Weight fluctuates daily. It naturally changes depending on the types of foods you eat or whether you’re well-hydrated or not. And of course, aging will no doubt change your appearance.
It’s easy to let these reasons prevent you from loving yourself, even when you make a genuine effort to cultivate body love. This is where body neutrality comes in. It offers a firm and healthy middle ground between body love and hate.
What makes neutrality different from body positivity?
The body positivity movement is all about feeling good about and loving your body, no matter what it looks like. It emphasizes the idea that everyone is uniquely beautiful. However, this idea can lead to endlessly striving to feel good and look good. With a focus on loving your physical traits no matter what, body positivity can easily backfire because not everyone can arrive at the same level of love for their bodies.
On the other hand, body neutrality says that everyone is, and the body is what it is. It emphasizes that the body is just one aspect of our identity. Body neutrality acknowledges that it’s okay not to love your body 24/7, and you can accept your body as it is.
Examples of body neutrality
Body neutrality is all about helping you prioritize how you feel in your body instead of what you think about it. This could mean choosing to workout because it makes you feel good, not because you need to burn off calories. It means listening to your body and knowing when to rest.

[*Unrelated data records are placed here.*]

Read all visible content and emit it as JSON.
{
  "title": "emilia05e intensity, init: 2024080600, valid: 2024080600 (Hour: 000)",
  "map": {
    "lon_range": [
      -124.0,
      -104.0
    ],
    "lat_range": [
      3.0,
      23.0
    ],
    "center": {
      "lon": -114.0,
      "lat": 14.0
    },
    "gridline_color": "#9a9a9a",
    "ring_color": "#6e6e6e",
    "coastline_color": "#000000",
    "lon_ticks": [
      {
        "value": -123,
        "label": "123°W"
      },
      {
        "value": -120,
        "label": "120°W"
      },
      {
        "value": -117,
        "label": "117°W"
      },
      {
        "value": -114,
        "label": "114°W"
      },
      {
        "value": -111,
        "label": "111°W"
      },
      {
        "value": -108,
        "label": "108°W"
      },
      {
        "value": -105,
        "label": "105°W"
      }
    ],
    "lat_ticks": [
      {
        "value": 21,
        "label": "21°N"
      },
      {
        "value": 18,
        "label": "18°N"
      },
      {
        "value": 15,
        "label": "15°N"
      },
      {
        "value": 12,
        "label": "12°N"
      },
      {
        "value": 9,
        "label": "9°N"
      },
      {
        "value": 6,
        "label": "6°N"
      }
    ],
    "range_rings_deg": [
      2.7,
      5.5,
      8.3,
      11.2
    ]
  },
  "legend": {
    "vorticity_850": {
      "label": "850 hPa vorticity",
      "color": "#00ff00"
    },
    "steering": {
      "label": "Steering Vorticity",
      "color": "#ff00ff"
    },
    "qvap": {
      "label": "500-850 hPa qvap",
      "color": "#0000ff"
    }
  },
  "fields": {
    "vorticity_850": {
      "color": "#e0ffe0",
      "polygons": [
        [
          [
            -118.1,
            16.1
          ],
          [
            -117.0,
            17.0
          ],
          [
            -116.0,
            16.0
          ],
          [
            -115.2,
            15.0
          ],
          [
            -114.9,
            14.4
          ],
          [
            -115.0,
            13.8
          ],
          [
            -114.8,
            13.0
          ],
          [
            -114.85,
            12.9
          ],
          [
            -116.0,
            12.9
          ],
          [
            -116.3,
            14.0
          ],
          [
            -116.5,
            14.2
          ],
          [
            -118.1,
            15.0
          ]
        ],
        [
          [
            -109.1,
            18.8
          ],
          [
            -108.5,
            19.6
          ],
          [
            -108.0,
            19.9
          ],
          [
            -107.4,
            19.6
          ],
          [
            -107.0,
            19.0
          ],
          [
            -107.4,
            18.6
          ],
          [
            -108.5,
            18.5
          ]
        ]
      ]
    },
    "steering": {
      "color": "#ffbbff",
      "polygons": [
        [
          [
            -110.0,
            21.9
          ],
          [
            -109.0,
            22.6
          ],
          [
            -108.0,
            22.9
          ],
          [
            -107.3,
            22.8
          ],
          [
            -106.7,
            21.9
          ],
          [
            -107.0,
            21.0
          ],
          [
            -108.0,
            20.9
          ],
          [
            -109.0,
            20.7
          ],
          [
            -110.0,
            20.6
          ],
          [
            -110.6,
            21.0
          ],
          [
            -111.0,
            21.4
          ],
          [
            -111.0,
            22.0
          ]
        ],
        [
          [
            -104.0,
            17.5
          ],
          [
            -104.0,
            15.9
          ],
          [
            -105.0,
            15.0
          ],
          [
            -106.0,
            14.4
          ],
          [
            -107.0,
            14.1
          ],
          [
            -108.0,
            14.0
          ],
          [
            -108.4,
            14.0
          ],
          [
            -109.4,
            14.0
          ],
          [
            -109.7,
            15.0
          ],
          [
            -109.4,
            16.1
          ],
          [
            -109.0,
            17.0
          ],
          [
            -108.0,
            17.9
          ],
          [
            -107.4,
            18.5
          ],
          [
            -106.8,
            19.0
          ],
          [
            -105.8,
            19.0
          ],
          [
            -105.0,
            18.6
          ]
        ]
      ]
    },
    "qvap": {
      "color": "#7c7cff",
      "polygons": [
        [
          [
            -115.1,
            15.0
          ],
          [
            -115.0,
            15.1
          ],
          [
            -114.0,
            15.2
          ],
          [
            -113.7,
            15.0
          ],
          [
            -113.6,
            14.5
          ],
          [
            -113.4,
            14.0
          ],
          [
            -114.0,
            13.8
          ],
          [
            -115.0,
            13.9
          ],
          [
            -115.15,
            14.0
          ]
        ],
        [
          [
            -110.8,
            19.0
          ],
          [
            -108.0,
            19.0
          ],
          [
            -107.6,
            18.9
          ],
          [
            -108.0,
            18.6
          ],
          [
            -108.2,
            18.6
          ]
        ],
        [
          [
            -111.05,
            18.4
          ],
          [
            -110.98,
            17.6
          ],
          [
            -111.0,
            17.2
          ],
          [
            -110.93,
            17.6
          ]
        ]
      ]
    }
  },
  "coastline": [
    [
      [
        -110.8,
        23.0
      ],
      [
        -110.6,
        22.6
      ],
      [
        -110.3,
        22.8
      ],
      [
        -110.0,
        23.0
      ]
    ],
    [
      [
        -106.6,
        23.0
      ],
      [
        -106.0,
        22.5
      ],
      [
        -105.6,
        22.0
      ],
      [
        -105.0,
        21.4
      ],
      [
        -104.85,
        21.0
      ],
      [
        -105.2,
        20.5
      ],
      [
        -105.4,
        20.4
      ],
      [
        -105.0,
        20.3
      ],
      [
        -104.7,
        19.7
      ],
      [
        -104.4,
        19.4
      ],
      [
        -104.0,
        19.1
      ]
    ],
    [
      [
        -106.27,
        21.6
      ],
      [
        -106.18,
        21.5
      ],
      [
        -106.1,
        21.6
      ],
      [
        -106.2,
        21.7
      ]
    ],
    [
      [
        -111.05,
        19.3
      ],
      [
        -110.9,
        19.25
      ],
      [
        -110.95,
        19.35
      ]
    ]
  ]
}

Being body neutral might mean choosing to wear clothes that feel good on you. It means being grateful that your body allows you to love your family and friends and do the things you like to do.
However, this movement doesn’t condone making unhealthy choices. It means allowing your body to guide you, not the weighing scale or the mirror.
Who will benefit from it?
Although body neutrality works for everyone, the concept particularly resonates with people who have a hard time loving their bodies. The movement encourages everyone to break the habit of connecting their physical state to their sense of self-worth.
How can you start practicing?
It’s going to take some time before you get to the point of neutrality when thinking or talking about your body. But these tips can get you into the habit.
Acknowledge and reframe your thoughts
Because of the messages on mainstream media, talking and thinking negatively about your body might come naturally to you. So, acknowledge moments when you criticize your body, whether in conversations you have with yourself or with a friend.
Then reframe your thoughts by considering what your body is doing for you. Focus on its innate strength and ability to heal and adapt.
For example, instead of being hard on yourself for not using your prosthetic limb properly despite being in physical therapy for many days, recognize that your body follows its timing to heal and adapt. Your body might not be ready to adapt to your prosthetic limb today, but with practice and patience, one day, you’ll be able to go back to your routine.
A friend might bring up any discontentment they have about their bodies. Redirect the conversation and ask them how they feel instead.
Don’t restrict your food choices
Food restrictions make it harder for us to appreciate our bodies. But as long as you choose whole, fresh foods that give your body the essential nutrients it needs, you can enjoy some snacks or desserts when cravings strike. However, if you have a health condition, work closely with your physician and indulge your cravings mindfully.